La recensione della serie Netflix

I 4 episodi sono costruiti con dovizia di particolari. Incrociano decine di testimonianze: giornalisti, avvocati, ex dipendenti. Inoltre, traccia uno spaccato dell’Italia degli anni ’80 e ’90, quello delle province, dei piccoli centri, dove è facile rincorrere le illusioni. Quelle illusioni di cui «tutti abbiamo bisogno nella vita», come ricorda in un passaggio la Marchi, rispondendo alla domanda: fino a che punto si può approfittare delle debolezze delle persone?

A questo, si aggiunge una fotografia realistica della televisione di quelli anni. La scatoletta magica che, a sua volta, vendeva illusioni, infarcite di una moltitudine di lustrini e paillettes. Quella televisione che iniziava a ricercare il fenomeno anziché l’artista. L’effimero al posto della concretezza. In definiva, il merito di Wanna è l’assenza di un giudizio da parte di chi narra.

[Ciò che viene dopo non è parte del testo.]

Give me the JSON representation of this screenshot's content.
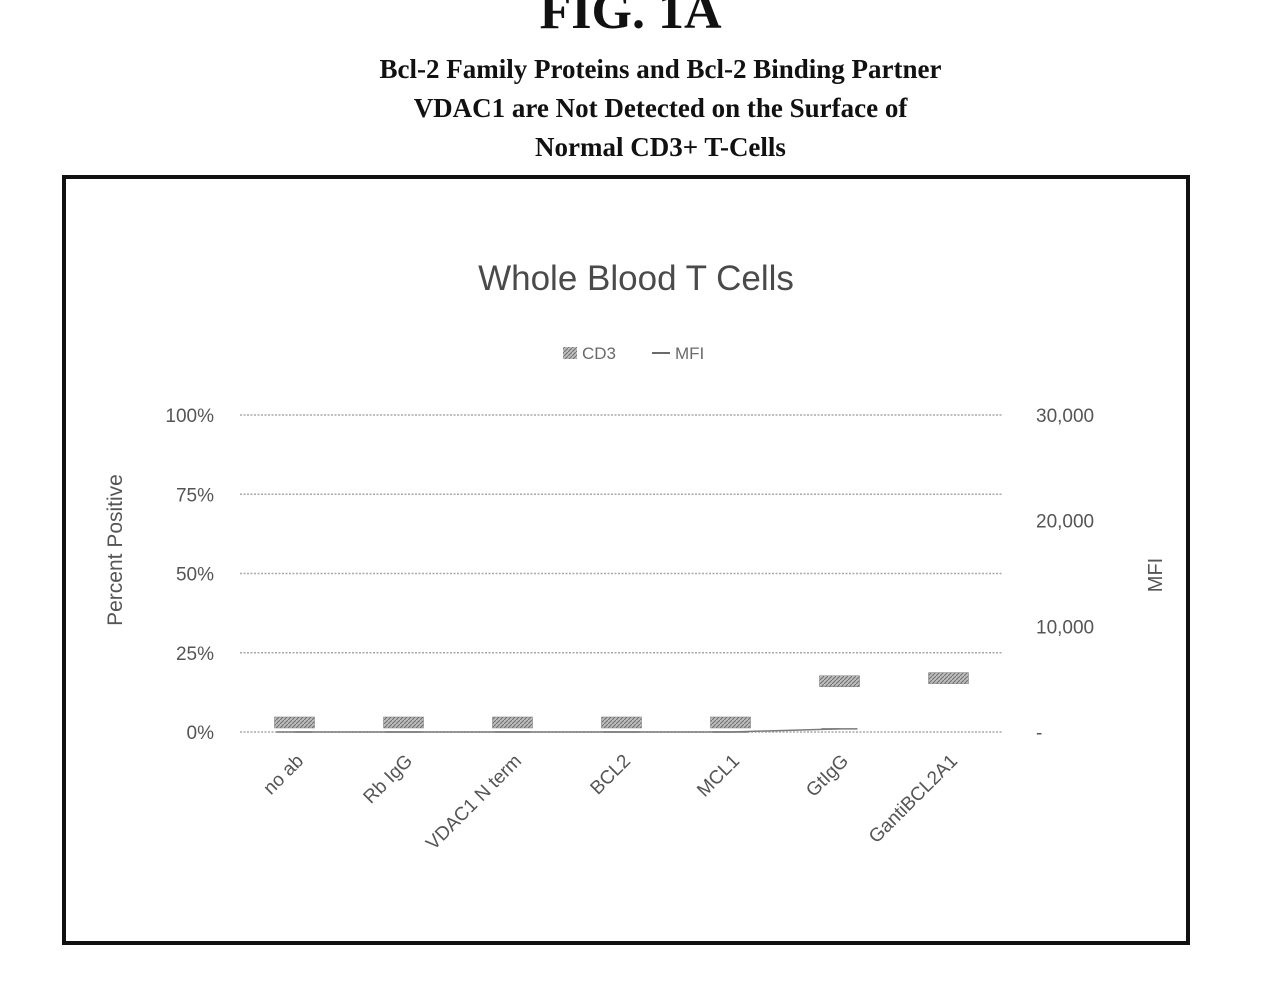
{
  "figure": {
    "label": "FIG. 1A",
    "caption_lines": [
      "Bcl-2 Family Proteins and Bcl-2 Binding Partner",
      "VDAC1 are Not Detected on the Surface of",
      "Normal CD3+ T-Cells"
    ]
  },
  "chart_data": {
    "type": "bar",
    "title": "Whole Blood T Cells",
    "categories": [
      "no ab",
      "Rb IgG",
      "VDAC1 N term",
      "BCL2",
      "MCL1",
      "GtIgG",
      "GantiBCL2A1"
    ],
    "series": [
      {
        "name": "CD3",
        "type": "bar",
        "axis": "left",
        "values": [
          3,
          3,
          3,
          3,
          3,
          16,
          17
        ]
      },
      {
        "name": "MFI",
        "type": "line",
        "axis": "right",
        "values": [
          0,
          0,
          0,
          0,
          0,
          300,
          null
        ]
      }
    ],
    "ylabel": "Percent Positive",
    "y2label": "MFI",
    "ylim": [
      0,
      100
    ],
    "y2lim": [
      0,
      30000
    ],
    "yticks": [
      "0%",
      "25%",
      "50%",
      "75%",
      "100%"
    ],
    "yticks_values": [
      0,
      25,
      50,
      75,
      100
    ],
    "y2ticks": [
      "-",
      "10,000",
      "20,000",
      "30,000"
    ],
    "y2ticks_values": [
      0,
      10000,
      20000,
      30000
    ],
    "grid": true,
    "legend": "top-center"
  }
}
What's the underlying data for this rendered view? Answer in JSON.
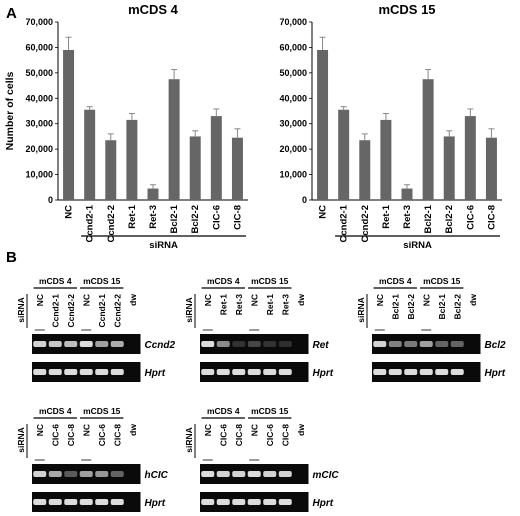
{
  "panel_labels": {
    "a": "A",
    "b": "B"
  },
  "chart_data": [
    {
      "type": "bar",
      "title": "mCDS 4",
      "ylabel": "Number of cells",
      "xlabel": "",
      "group_label": "siRNA",
      "ylim": [
        0,
        70000
      ],
      "yticks": [
        "0",
        "10,000",
        "20,000",
        "30,000",
        "40,000",
        "50,000",
        "60,000",
        "70,000"
      ],
      "categories": [
        "NC",
        "Ccnd2-1",
        "Ccnd2-2",
        "Ret-1",
        "Ret-3",
        "Bcl2-1",
        "Bcl2-2",
        "CIC-6",
        "CIC-8"
      ],
      "values": [
        59000,
        35500,
        23500,
        31500,
        4500,
        47500,
        25000,
        33000,
        24500
      ],
      "errors": [
        5000,
        1200,
        2500,
        2500,
        1500,
        3800,
        2200,
        2800,
        3500
      ],
      "bar_color": "#666666"
    },
    {
      "type": "bar",
      "title": "mCDS 15",
      "ylabel": "",
      "xlabel": "",
      "group_label": "siRNA",
      "ylim": [
        0,
        70000
      ],
      "yticks": [
        "0",
        "10,000",
        "20,000",
        "30,000",
        "40,000",
        "50,000",
        "60,000",
        "70,000"
      ],
      "categories": [
        "NC",
        "Ccnd2-1",
        "Ccnd2-2",
        "Ret-1",
        "Ret-3",
        "Bcl2-1",
        "Bcl2-2",
        "CIC-6",
        "CIC-8"
      ],
      "values": [
        59000,
        35500,
        23500,
        31500,
        4500,
        47500,
        25000,
        33000,
        24500
      ],
      "errors": [
        5000,
        1200,
        2500,
        2500,
        1500,
        3800,
        2200,
        2800,
        3500
      ],
      "bar_color": "#666666"
    }
  ],
  "gels": [
    {
      "group_labels": [
        "mCDS 4",
        "mCDS 15"
      ],
      "row_label": "siRNA",
      "lanes": [
        "NC",
        "Ccnd2-1",
        "Ccnd2-2",
        "NC",
        "Ccnd2-1",
        "Ccnd2-2",
        "dw"
      ],
      "genes": [
        "Ccnd2",
        "Hprt"
      ],
      "band_intensity": [
        [
          0.85,
          0.8,
          0.75,
          0.9,
          0.6,
          0.65,
          0
        ],
        [
          0.9,
          0.9,
          0.9,
          0.9,
          0.9,
          0.9,
          0
        ]
      ]
    },
    {
      "group_labels": [
        "mCDS 4",
        "mCDS 15"
      ],
      "row_label": "siRNA",
      "lanes": [
        "NC",
        "Ret-1",
        "Ret-3",
        "NC",
        "Ret-1",
        "Ret-3",
        "dw"
      ],
      "genes": [
        "Ret",
        "Hprt"
      ],
      "band_intensity": [
        [
          0.9,
          0.5,
          0.05,
          0.15,
          0.05,
          0.03,
          0
        ],
        [
          0.9,
          0.9,
          0.9,
          0.9,
          0.9,
          0.9,
          0
        ]
      ]
    },
    {
      "group_labels": [
        "mCDS 4",
        "mCDS 15"
      ],
      "row_label": "siRNA",
      "lanes": [
        "NC",
        "Bcl2-1",
        "Bcl2-2",
        "NC",
        "Bcl2-1",
        "Bcl2-2",
        "dw"
      ],
      "genes": [
        "Bcl2",
        "Hprt"
      ],
      "band_intensity": [
        [
          0.85,
          0.45,
          0.4,
          0.6,
          0.3,
          0.3,
          0
        ],
        [
          0.9,
          0.9,
          0.9,
          0.9,
          0.9,
          0.9,
          0
        ]
      ]
    },
    {
      "group_labels": [
        "mCDS 4",
        "mCDS 15"
      ],
      "row_label": "siRNA",
      "lanes": [
        "NC",
        "CIC-6",
        "CIC-8",
        "NC",
        "CIC-6",
        "CIC-8",
        "dw"
      ],
      "genes": [
        "hCIC",
        "Hprt"
      ],
      "band_intensity": [
        [
          0.85,
          0.65,
          0.25,
          0.6,
          0.55,
          0.3,
          0
        ],
        [
          0.9,
          0.9,
          0.9,
          0.9,
          0.9,
          0.9,
          0
        ]
      ]
    },
    {
      "group_labels": [
        "mCDS 4",
        "mCDS 15"
      ],
      "row_label": "siRNA",
      "lanes": [
        "NC",
        "CIC-6",
        "CIC-8",
        "NC",
        "CIC-6",
        "CIC-8",
        "dw"
      ],
      "genes": [
        "mCIC",
        "Hprt"
      ],
      "band_intensity": [
        [
          0.9,
          0.85,
          0.85,
          0.9,
          0.85,
          0.85,
          0
        ],
        [
          0.9,
          0.9,
          0.9,
          0.9,
          0.9,
          0.9,
          0
        ]
      ]
    }
  ]
}
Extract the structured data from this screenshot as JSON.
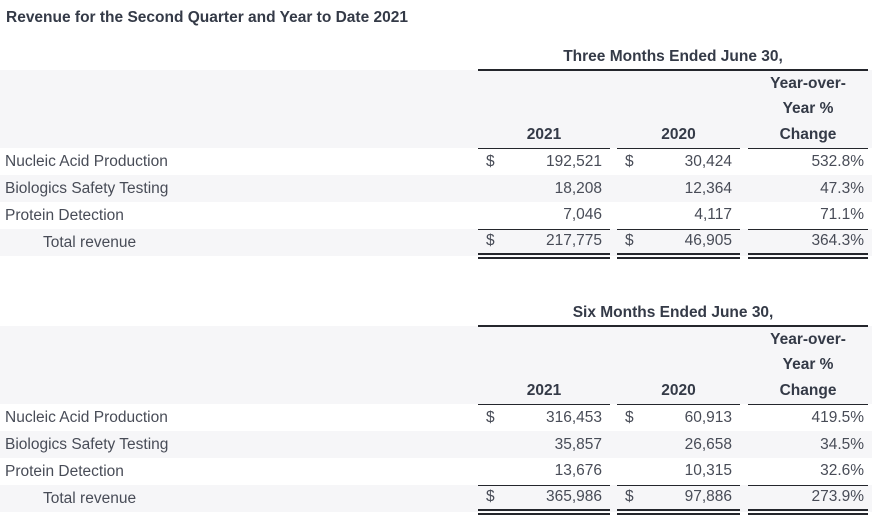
{
  "title": "Revenue for the Second Quarter and Year to Date 2021",
  "colors": {
    "text": "#484c57",
    "heading_text": "#343a47",
    "rule": "#24262c",
    "row_stripe": "#f6f6f8",
    "background": "#ffffff"
  },
  "tables": [
    {
      "caption": "Three Months Ended June 30,",
      "headers": {
        "yoy_line1": "Year-over-",
        "yoy_line2": "Year %",
        "yoy_line3": "Change",
        "col_2021": "2021",
        "col_2020": "2020"
      },
      "rows": [
        {
          "label": "Nucleic Acid Production",
          "cur_2021": "$",
          "v2021": "192,521",
          "cur_2020": "$",
          "v2020": "30,424",
          "change": "532.8%"
        },
        {
          "label": "Biologics Safety Testing",
          "cur_2021": "",
          "v2021": "18,208",
          "cur_2020": "",
          "v2020": "12,364",
          "change": "47.3%"
        },
        {
          "label": "Protein Detection",
          "cur_2021": "",
          "v2021": "7,046",
          "cur_2020": "",
          "v2020": "4,117",
          "change": "71.1%"
        }
      ],
      "total": {
        "label": "Total revenue",
        "cur_2021": "$",
        "v2021": "217,775",
        "cur_2020": "$",
        "v2020": "46,905",
        "change": "364.3%"
      }
    },
    {
      "caption": "Six Months Ended June 30,",
      "headers": {
        "yoy_line1": "Year-over-",
        "yoy_line2": "Year %",
        "yoy_line3": "Change",
        "col_2021": "2021",
        "col_2020": "2020"
      },
      "rows": [
        {
          "label": "Nucleic Acid Production",
          "cur_2021": "$",
          "v2021": "316,453",
          "cur_2020": "$",
          "v2020": "60,913",
          "change": "419.5%"
        },
        {
          "label": "Biologics Safety Testing",
          "cur_2021": "",
          "v2021": "35,857",
          "cur_2020": "",
          "v2020": "26,658",
          "change": "34.5%"
        },
        {
          "label": "Protein Detection",
          "cur_2021": "",
          "v2021": "13,676",
          "cur_2020": "",
          "v2020": "10,315",
          "change": "32.6%"
        }
      ],
      "total": {
        "label": "Total revenue",
        "cur_2021": "$",
        "v2021": "365,986",
        "cur_2020": "$",
        "v2020": "97,886",
        "change": "273.9%"
      }
    }
  ]
}
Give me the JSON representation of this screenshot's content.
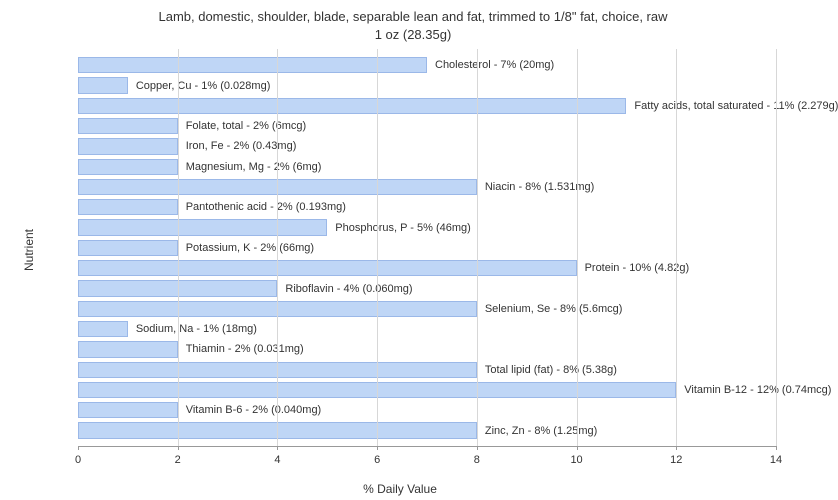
{
  "title_line1": "Lamb, domestic, shoulder, blade, separable lean and fat, trimmed to 1/8\" fat, choice, raw",
  "title_line2": "1 oz (28.35g)",
  "y_axis_label": "Nutrient",
  "x_axis_label": "% Daily Value",
  "xlim": [
    0,
    14
  ],
  "xtick_step": 2,
  "xticks": [
    0,
    2,
    4,
    6,
    8,
    10,
    12,
    14
  ],
  "tick_fontsize": 11,
  "label_fontsize": 12,
  "title_fontsize": 13,
  "background_color": "#ffffff",
  "grid_color": "#d7d7d7",
  "axis_color": "#999999",
  "bar_fill_color": "#bfd6f6",
  "bar_border_color": "#9bb8e8",
  "text_color": "#333333",
  "bars": [
    {
      "label": "Cholesterol - 7% (20mg)",
      "value": 7
    },
    {
      "label": "Copper, Cu - 1% (0.028mg)",
      "value": 1
    },
    {
      "label": "Fatty acids, total saturated - 11% (2.279g)",
      "value": 11
    },
    {
      "label": "Folate, total - 2% (6mcg)",
      "value": 2
    },
    {
      "label": "Iron, Fe - 2% (0.43mg)",
      "value": 2
    },
    {
      "label": "Magnesium, Mg - 2% (6mg)",
      "value": 2
    },
    {
      "label": "Niacin - 8% (1.531mg)",
      "value": 8
    },
    {
      "label": "Pantothenic acid - 2% (0.193mg)",
      "value": 2
    },
    {
      "label": "Phosphorus, P - 5% (46mg)",
      "value": 5
    },
    {
      "label": "Potassium, K - 2% (66mg)",
      "value": 2
    },
    {
      "label": "Protein - 10% (4.82g)",
      "value": 10
    },
    {
      "label": "Riboflavin - 4% (0.060mg)",
      "value": 4
    },
    {
      "label": "Selenium, Se - 8% (5.6mcg)",
      "value": 8
    },
    {
      "label": "Sodium, Na - 1% (18mg)",
      "value": 1
    },
    {
      "label": "Thiamin - 2% (0.031mg)",
      "value": 2
    },
    {
      "label": "Total lipid (fat) - 8% (5.38g)",
      "value": 8
    },
    {
      "label": "Vitamin B-12 - 12% (0.74mcg)",
      "value": 12
    },
    {
      "label": "Vitamin B-6 - 2% (0.040mg)",
      "value": 2
    },
    {
      "label": "Zinc, Zn - 8% (1.25mg)",
      "value": 8
    }
  ]
}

Entrando nel merito dell’operazione, la domanda che sorge spontanea è la seguente: si sentiva il bisogno di una serie sulla storia di Wanna Marchi e Stefania Nobile? A nostro parere, no. Ciononostante, esse rappresentano un fenomeno che ha attraversato il Paese, sotto diversi profili, e dunque avrebbe poco senso ignorarlo. L’auspicio è che le parole delle protagoniste, insieme con le testimonianze raccolte, possano mettere in guardia i cittadini da qualsivoglia tipo di vendite miracolose et similia.

Jimmy Ghione in un episodio della serie Netflix ‘Wanna’, incentrata su Wanna Marchi e Stefania Nobile.

A maggior ragione dopo aver ascoltato le loro risposte, quando viene chiesto loro un parere sulle proprie imprese. «Lo rifarei?», si chiede Wanna. «Non lo so. Lo rifarei, non lo rifarei. Forse era una sfida con me stessa». Dello stesso avviso è la figlia. «Torneresti indietro? Mai. Rifaresti? Tutto. È la mia vita, sono orgogliosa della mia vita. Ti penti? Chi si pente?! Buscetta si pente, io non mi pento».

A cristallizzare le parole del duo ci pensa il giornalista Stefano Zurlo, che afferma: «Credo che siano state vittime di sé stesse. (…) Il sodalizio non si spezzerà mai». Ai posteri l’ardua sentenza.